Mon ami Gérard et moi avions convenu de siffler, cette fameuse chanson de Scotto, interprétée par celle qui fut baptisée la Vénus noire. Il nous arrivait même, quand un sifflotement avait reçu un écho, de chanter pour de bon, à peu près juste pour Gérard, complètement faux pour moi, mais très fort pour les deux, ce qui ne manquait pas de provoquer l'ire du gérant ! Inutile de dire que les paroles - j'ai deux amours mon pays et Paris... - n'avait guère de signification pour nous. Je ne sais si Gérard, à l'époque, avait découvert Paris. Ayant une grand-mère parisienne, j'avais un vague souvenir d'un passage au Boulevard Davout, au 78 si je ne me trompe, mais rien qui puisse justifier d'entonner cette chanson.
De son interprète, nous ignorions évidemment son arrivée dans les années vingt où, ceinte d'un régime de bananes, elle allait faire scandale dans la Revue nègre !
Et, pour autant - hypothèse peu probable - que nos pères aient eu entre les mains quelques images de la Vénus noire posant nue pour Paul Colin, les revues étaient bien cachées dans l'enfer de leur bibliothèque, hors de notre portée. Quant aux accusations postérieures de racisme, à cette époque où l'empire colonial faisait encore la gloire d'une France, pourtant affaiblie par les années de guerre, où la publicité Banania fleurissait sur les murs, elles nous auraient été incompréhensibles. Et Joséphine Baker, née à Saint-Louis, ayant subi l'apartheid états-unien de l'époque, arrivant à Paris en 1925, y ressentait une impression de liberté. Et n'hésitait pas à se produire aux expositions coloniales.
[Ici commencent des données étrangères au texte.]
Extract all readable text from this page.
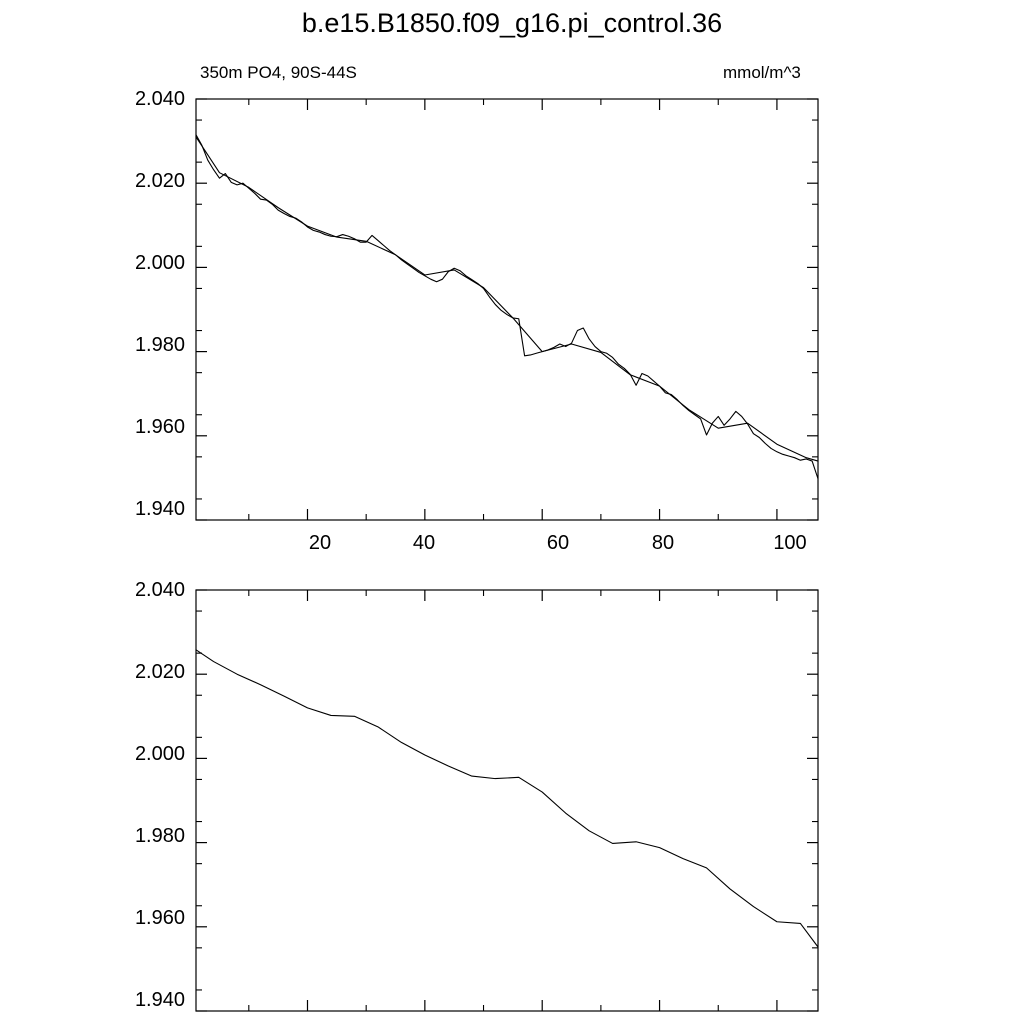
b.e15.B1850.f09_g16.pi_control.36
350m PO4, 90S-44S	mmol/m^3
2.040
2.020
2.000
1.980
1.960
1.940
20	40	60	80	100
2.040
2.020
2.000
1.980
1.960
1.940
Elle inspira de magnifiques affiches (Paul Colin encore, et d'autres) dans ces lointaines années où elle incarnait la sauvage spontanéité (elle eut sur scène pour partenaire un vrai jaguar). Mais passée de la « revue » à la chanson via l'opérette, elle se retrouva agent secret en France occupée, puis engagée volontaire, terminant la guerre comme lieutenant.
Quand nous sifflotions sa chanson fétiche, elle avait déjà dû épouser un chef d'orchestre au nom cocasse pour les gamins que nous étions, Jo Bouillon, et s'être lancée dans la construction d'une famille arc en ciel en adoptant une douzaine d'enfants de tout horizon, qu'elle ramenait de ses tournées.
Faut-il dire, mais là je ne parle que pour moi, que la fin de sa vie, où, victime d'escrocs et de sa totale incompétence financière, elle perdit le domaine où elle avait élevé ses enfants adoptés, où elle fut aidée par Grace de Monaco, où elle mourut enfin d'une attaque cérébrale au lendemain d'une ultime représentation, m'avait totalement échappé ?
Pour compléter
Une excellente biographie : http://pagesperso-orange.fr/migrateurs-transatlantique/josephine_baker.htm
Une vie : Josephine Baker
Vu des États-Unis. Joséphine Baker, la plus périgourdine des Américaines
« Paris ira voir Joséphine Baker, nue, enseigner aux danseuses nues la pudeur », s’extasiait Colette en 1936
A l'occasion de sa future entrée au Panthéon (30/11/2021) les Archives nationales rendent hommage à Joséphine Baker
Pour tout savoir sur Joséphine Baker, qui entre au Panthéon
Joséphine BAKER au PANTHEON
A l'occasion de cette panthéonisation on est en train d'assister à une récupération par les pseudo laïques à la mode "Printemps républicain" sur le thème de l'universalisme. Macron même, recevant une délégation des partisans de cette entrée au Panthéon, aurait dit à son conseiller "mémoire"(sic) Bruno Roger-Petit, dans un propos adressé en aparté qu'aurait saisi Pascal Bruckner : « Les wokes français ne vont pas être contents ! ». La crainte donc que la célébration de cette grande artiste mais aussi militante au côté de Martin Luther King (elle sera la seule intervenante le 28 août 1963, lors du fameux discours « I have a dream ») ne soit instrumentalisée pour une opération contre... les anti-racistes qui, comme elle, luttent contre des discriminations - contrôles d'identité au faciès, discriminations au logement et à l'embauche, etc. - dont sont victimes des minorités.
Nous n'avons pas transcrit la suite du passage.